The brain is the most powerful computer in existence.
The brain is the most complex organ in the human body.
And yet, we often take the brain for granted until we – or someone we love is diagnosed with Alzheimer’s, Parkinson’s, ALS or suffers a traumatic brain injury.
Then, we come to understand how much of the brain is unknown.
There is no one-size-fits all treatment for traumatic brain injuries.
Today there are no cures for neurodegenerative diseases.
That’s why we are here to chart new territory.
As an interdisciplinary team of
We are breaking new ground in understanding the brain so that we can alleviate suffering from cognitive disease and impairment.
Across the globe, the number of people affected by neurological disorders like stroke, Alzheimer’s, Parkinson’s, and dementia are dramatically increasing as the population ages. These diseases, as well as traumatic brain injuries, can devastate cognitive and motor functions, impacting the autonomy and lives of millions of patients and their caregivers.
To successfully treat brain disorders, we must understand how a healthy brain functions, and how to slow – and ultimately – restore lost functionality. That’s why the emergent field of neuroengineering offers promising solutions. We believe our work at the CNE will lead to scientific breakthroughs that will save lives and enhance the well-being of those suffering from neurological diseases.
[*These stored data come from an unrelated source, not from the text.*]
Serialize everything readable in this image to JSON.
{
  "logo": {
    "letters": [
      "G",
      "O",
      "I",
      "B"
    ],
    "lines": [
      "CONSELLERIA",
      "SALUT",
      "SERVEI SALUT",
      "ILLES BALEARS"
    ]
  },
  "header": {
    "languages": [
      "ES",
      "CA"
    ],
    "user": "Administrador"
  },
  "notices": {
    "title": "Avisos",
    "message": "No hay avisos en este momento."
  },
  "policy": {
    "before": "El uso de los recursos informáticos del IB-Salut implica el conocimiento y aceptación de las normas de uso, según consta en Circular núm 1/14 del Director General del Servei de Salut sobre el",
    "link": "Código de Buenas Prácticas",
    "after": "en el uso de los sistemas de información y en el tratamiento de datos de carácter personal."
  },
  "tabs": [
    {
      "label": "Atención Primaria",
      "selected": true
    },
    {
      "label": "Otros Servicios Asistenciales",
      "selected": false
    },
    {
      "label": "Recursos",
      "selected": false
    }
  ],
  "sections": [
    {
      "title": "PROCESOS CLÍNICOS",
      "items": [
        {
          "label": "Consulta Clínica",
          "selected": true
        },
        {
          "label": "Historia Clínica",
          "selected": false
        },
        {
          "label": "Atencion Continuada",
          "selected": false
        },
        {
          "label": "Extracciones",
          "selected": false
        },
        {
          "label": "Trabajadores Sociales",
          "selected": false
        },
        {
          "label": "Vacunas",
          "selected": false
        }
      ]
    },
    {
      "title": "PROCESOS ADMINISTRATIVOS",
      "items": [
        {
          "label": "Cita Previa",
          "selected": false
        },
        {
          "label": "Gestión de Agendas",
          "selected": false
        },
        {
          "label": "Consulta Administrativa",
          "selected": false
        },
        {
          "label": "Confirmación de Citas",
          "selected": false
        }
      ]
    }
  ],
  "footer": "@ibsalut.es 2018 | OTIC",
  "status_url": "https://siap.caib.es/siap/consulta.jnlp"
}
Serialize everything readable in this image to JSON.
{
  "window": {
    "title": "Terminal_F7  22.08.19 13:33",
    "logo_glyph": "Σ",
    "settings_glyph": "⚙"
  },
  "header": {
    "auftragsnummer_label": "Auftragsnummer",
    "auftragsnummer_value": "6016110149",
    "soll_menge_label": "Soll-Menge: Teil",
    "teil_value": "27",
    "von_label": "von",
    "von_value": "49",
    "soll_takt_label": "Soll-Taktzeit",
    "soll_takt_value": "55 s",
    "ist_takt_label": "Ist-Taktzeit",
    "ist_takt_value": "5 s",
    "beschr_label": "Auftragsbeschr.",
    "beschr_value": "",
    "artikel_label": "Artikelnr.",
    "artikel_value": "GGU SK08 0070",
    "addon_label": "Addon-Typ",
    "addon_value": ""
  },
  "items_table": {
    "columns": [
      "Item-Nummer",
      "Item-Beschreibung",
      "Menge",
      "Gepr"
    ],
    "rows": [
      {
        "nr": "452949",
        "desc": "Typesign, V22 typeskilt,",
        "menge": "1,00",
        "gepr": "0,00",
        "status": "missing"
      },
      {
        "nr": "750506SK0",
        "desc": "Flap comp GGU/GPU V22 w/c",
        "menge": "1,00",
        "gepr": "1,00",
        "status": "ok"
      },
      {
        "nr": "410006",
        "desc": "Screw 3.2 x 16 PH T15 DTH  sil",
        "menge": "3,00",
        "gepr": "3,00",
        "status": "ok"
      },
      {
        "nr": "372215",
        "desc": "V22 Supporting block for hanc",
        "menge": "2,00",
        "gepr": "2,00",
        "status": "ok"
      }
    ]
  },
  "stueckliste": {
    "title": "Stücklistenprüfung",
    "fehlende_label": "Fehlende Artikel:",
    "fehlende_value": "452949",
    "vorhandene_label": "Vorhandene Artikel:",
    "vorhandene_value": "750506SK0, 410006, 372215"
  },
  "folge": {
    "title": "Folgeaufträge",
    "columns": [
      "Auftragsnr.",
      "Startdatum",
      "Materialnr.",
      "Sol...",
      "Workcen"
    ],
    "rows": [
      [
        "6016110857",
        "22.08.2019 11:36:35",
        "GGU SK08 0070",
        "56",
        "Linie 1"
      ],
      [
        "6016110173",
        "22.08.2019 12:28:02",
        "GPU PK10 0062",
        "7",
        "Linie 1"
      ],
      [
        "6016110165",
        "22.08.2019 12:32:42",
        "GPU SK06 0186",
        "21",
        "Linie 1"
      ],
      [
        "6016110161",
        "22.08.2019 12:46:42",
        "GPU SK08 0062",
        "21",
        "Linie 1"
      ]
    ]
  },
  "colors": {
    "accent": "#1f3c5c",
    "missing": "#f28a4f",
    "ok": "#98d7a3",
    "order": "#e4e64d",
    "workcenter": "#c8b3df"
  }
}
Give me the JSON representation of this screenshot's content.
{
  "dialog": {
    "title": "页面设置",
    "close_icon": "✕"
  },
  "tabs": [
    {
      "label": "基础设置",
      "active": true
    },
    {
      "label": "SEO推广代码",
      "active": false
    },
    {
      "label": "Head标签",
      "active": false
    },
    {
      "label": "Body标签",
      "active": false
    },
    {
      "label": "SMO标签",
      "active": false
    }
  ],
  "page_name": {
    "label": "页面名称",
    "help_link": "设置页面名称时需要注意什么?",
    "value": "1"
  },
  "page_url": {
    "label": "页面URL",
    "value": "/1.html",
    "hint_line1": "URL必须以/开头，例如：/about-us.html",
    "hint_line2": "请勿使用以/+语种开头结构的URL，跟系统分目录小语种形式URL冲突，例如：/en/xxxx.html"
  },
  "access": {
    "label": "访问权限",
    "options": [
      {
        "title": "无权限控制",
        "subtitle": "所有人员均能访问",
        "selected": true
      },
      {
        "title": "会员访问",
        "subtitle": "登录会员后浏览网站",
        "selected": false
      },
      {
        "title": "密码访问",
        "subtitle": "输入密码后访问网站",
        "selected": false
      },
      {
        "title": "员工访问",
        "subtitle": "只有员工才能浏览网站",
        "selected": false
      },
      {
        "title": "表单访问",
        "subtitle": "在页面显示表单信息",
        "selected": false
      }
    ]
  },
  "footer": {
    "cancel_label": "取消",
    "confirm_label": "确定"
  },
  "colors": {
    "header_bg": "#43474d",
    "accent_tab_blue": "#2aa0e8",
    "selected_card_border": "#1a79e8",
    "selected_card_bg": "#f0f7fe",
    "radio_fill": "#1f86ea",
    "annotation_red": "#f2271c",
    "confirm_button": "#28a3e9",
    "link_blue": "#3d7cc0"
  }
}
The CNE is using an interdisciplinary approach to solve one of the greatest scientific challenges of our time
We can name the diseases; we’re still learning how to treat them.
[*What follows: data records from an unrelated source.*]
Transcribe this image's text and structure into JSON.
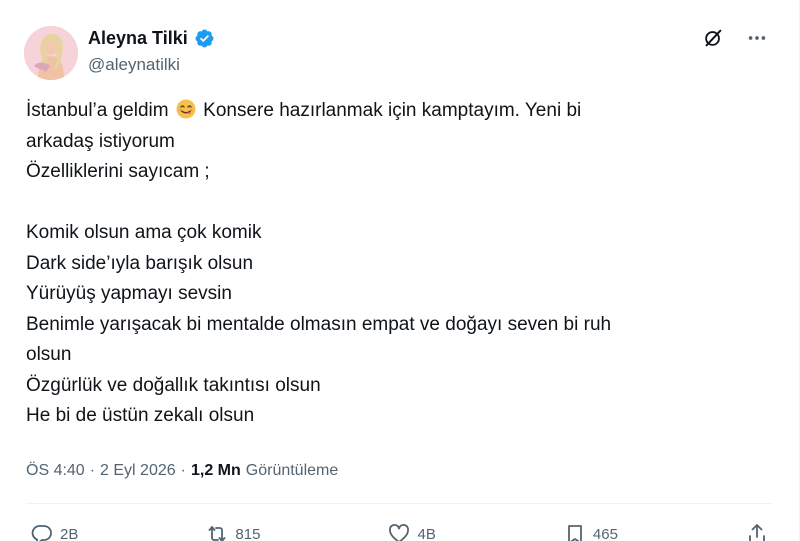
{
  "author": {
    "name": "Aleyna Tilki",
    "handle": "@aleynatilki",
    "verified": true
  },
  "tweet": {
    "line1_before_emoji": "İstanbul’a geldim",
    "emoji": "face-savoring-food-emoji",
    "line1_after_emoji": " Konsere hazırlanmak için kamptayım. Yeni bi",
    "line2": "arkadaş istiyorum",
    "line3": "Özelliklerini sayıcam ;",
    "line4": "Komik olsun ama çok komik",
    "line5": "Dark side’ıyla barışık olsun",
    "line6": "Yürüyüş yapmayı sevsin",
    "line7": "Benimle yarışacak bi mentalde olmasın empat ve doğayı seven bi ruh",
    "line8": "olsun",
    "line9": "Özgürlük ve doğallık takıntısı olsun",
    "line10": "He bi de üstün zekalı olsun"
  },
  "meta": {
    "time": "ÖS 4:40",
    "separator": "·",
    "date": "2 Eyl 2026",
    "views_count": "1,2 Mn",
    "views_label": "Görüntüleme"
  },
  "actions": {
    "replies": "2B",
    "reposts": "815",
    "likes": "4B",
    "bookmarks": "465"
  },
  "icons": {
    "grok": "grok-icon",
    "more": "more-icon",
    "reply": "reply-icon",
    "repost": "repost-icon",
    "like": "heart-icon",
    "bookmark": "bookmark-icon",
    "share": "share-icon"
  },
  "colors": {
    "text": "#0f1419",
    "secondary": "#536471",
    "verified": "#1d9bf0"
  }
}
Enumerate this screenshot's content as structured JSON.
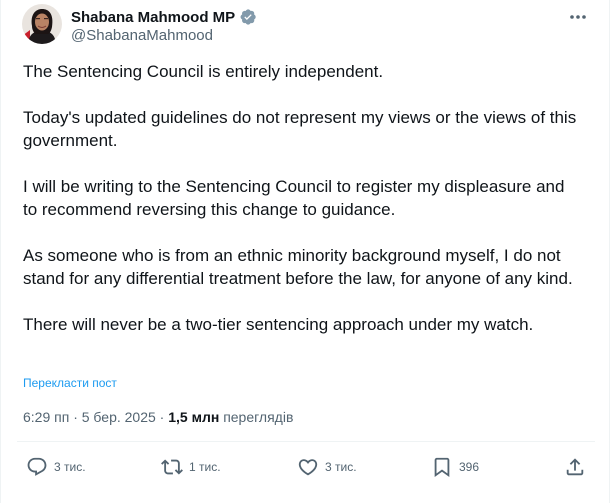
{
  "author": {
    "display_name": "Shabana Mahmood MP",
    "handle": "@ShabanaMahmood",
    "verified_icon": "verified-badge-icon",
    "badge_color": "#829aab"
  },
  "tweet": {
    "paragraphs": [
      "The Sentencing Council is entirely independent.",
      "Today's updated guidelines do not represent my views or the views of this government.",
      "I will be writing to the Sentencing Council to register my displeasure and to recommend reversing this change to guidance.",
      "As someone who is from an ethnic minority background myself, I do not stand for any differential treatment before the law, for anyone of any kind.",
      "There will never be a two-tier sentencing approach under my watch."
    ],
    "translate_label": "Перекласти пост",
    "timestamp": "6:29 пп · 5 бер. 2025",
    "separator": " · ",
    "views_count": "1,5 млн",
    "views_label": "переглядів"
  },
  "actions": {
    "replies": "3 тис.",
    "retweets": "1 тис.",
    "likes": "3 тис.",
    "bookmarks": "396"
  },
  "colors": {
    "text": "#0f1419",
    "secondary": "#536471",
    "link": "#1d9bf0"
  }
}
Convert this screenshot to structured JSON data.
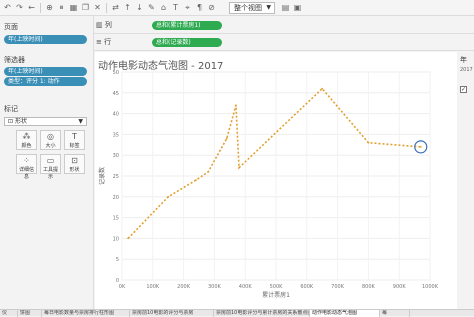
{
  "toolbar": {
    "view_select": "整个视图"
  },
  "left_panel": {
    "pages_title": "页面",
    "pages_pill": "年(上映时间)",
    "filters_title": "筛选器",
    "filters": [
      "年(上映时间)",
      "类型：评分 1: 动作"
    ],
    "marks_title": "标记",
    "marks_type": "形状",
    "mark_buttons": [
      "颜色",
      "大小",
      "标签",
      "详细信息",
      "工具提示",
      "形状"
    ]
  },
  "shelves": {
    "columns_label": "列",
    "columns_pill": "总和(累计票房1)",
    "rows_label": "行",
    "rows_pill": "总和(记录数)"
  },
  "chart_data": {
    "type": "line",
    "title": "动作电影动态气泡图 - 2017",
    "xlabel": "累计票房1",
    "ylabel": "记录数",
    "xlim": [
      0,
      1000000
    ],
    "ylim": [
      0,
      50
    ],
    "xticks": [
      "0K",
      "100K",
      "200K",
      "300K",
      "400K",
      "500K",
      "600K",
      "700K",
      "800K",
      "900K",
      "1000K"
    ],
    "yticks": [
      "0",
      "5",
      "10",
      "15",
      "20",
      "25",
      "30",
      "35",
      "40",
      "45",
      "50"
    ],
    "x": [
      20000,
      150000,
      240000,
      280000,
      340000,
      370000,
      380000,
      650000,
      800000,
      970000
    ],
    "y": [
      10,
      20,
      24,
      26,
      34,
      42,
      27,
      46,
      33,
      32
    ],
    "line_color": "#e1a030",
    "highlight_color": "#3b6fb6"
  },
  "right_panel": {
    "label": "年",
    "value": "2017"
  },
  "tabs": [
    "仪",
    "饼图",
    "每日电影数量与票房排行柱形图",
    "票房前10电影的评分与票房",
    "票房前10电影评分与累计票房的关系散点图",
    "动作电影动态气泡图",
    "每"
  ]
}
There are now more people older than 64 than there are children under age 5. The pace of population aging presents unique challenges to the health and well-being of all societies. Aging is the primary risk factor for most neurodegenerative diseases, including Alzheimer’s and Parkinson’s. In fact, one in 10 individuals aged 65 or older has Alzheimer’s. We’ve found that while each neurodegenerative disease has distinct elements, and affects each individual in a unique way, there are commonalities between them as well. What we learn from one disease might help inform what we know about the others. Right now, few or no effective treatments are available for aging-related neurodegenerative diseases.
At the CNE, we aim to stimulate breakthroughs in understanding brain function and to develop new technologies to restore impairments from neurological disorders and aging.
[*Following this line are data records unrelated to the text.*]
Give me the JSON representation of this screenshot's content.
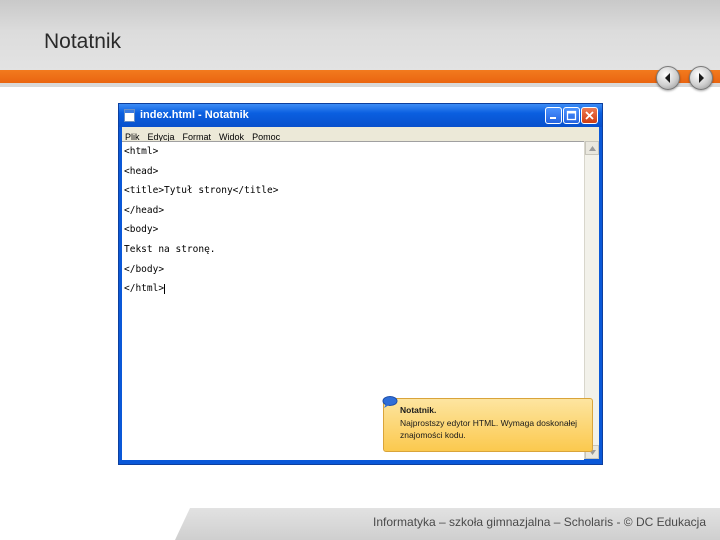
{
  "slide": {
    "title": "Notatnik",
    "footer": "Informatyka – szkoła gimnazjalna – Scholaris - © DC Edukacja",
    "nav_prev_icon": "arrow-left-icon",
    "nav_next_icon": "arrow-right-icon"
  },
  "window": {
    "title": "index.html - Notatnik",
    "menu": [
      "Plik",
      "Edycja",
      "Format",
      "Widok",
      "Pomoc"
    ],
    "lines": [
      "<html>",
      "<head>",
      "<title>Tytuł strony</title>",
      "</head>",
      "<body>",
      "Tekst na stronę.",
      "</body>",
      "</html>"
    ]
  },
  "callout": {
    "title": "Notatnik.",
    "text": "Najprostszy edytor HTML. Wymaga doskonałej znajomości kodu."
  },
  "colors": {
    "accent": "#ea6510",
    "titlebar": "#0a58d8",
    "callout": "#fbc94e"
  }
}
Brain injuries can happen to anyone; but they don’t impact all people equally.
A traumatic brain injury, or TBI, is a major cause of death and disability in the United States. While anyone is at risk of having a TBI, some groups face a greater likelihood of dying from a TBI or living with long-term health problems resulting from the injury. These include, but are not limited to racial and ethnic minorities, service members and veterans, and survivors of intimate partner violence. Today, few treatments exist to restore cognitive function for those impacted by a TBI.
At the CNE, we aim to develop new technologies and treatments to restore impaired cognitive and sensorimotor abilities.
The Science & Engineering Shortage
Tomorrow’s brightest scientific minds are the key to future discoveries.
The prospects of fully understanding the brain and how to restore lost cognitive function are possible if we invest in the next generation of scientists. An education that is responsive and interdisciplinary – blending fields of expertise such as robotics and neuroscience – will shape today’s students into tomorrow’s scientific innovators.
At the CNE, we are training tomorrow’s leaders, including graduate students and postdoctoral fellows. These students, who work collaboratively with faculty, will bring new insights, excitement and novel ideas to this work, giving all of us the opportunity to learn from one another.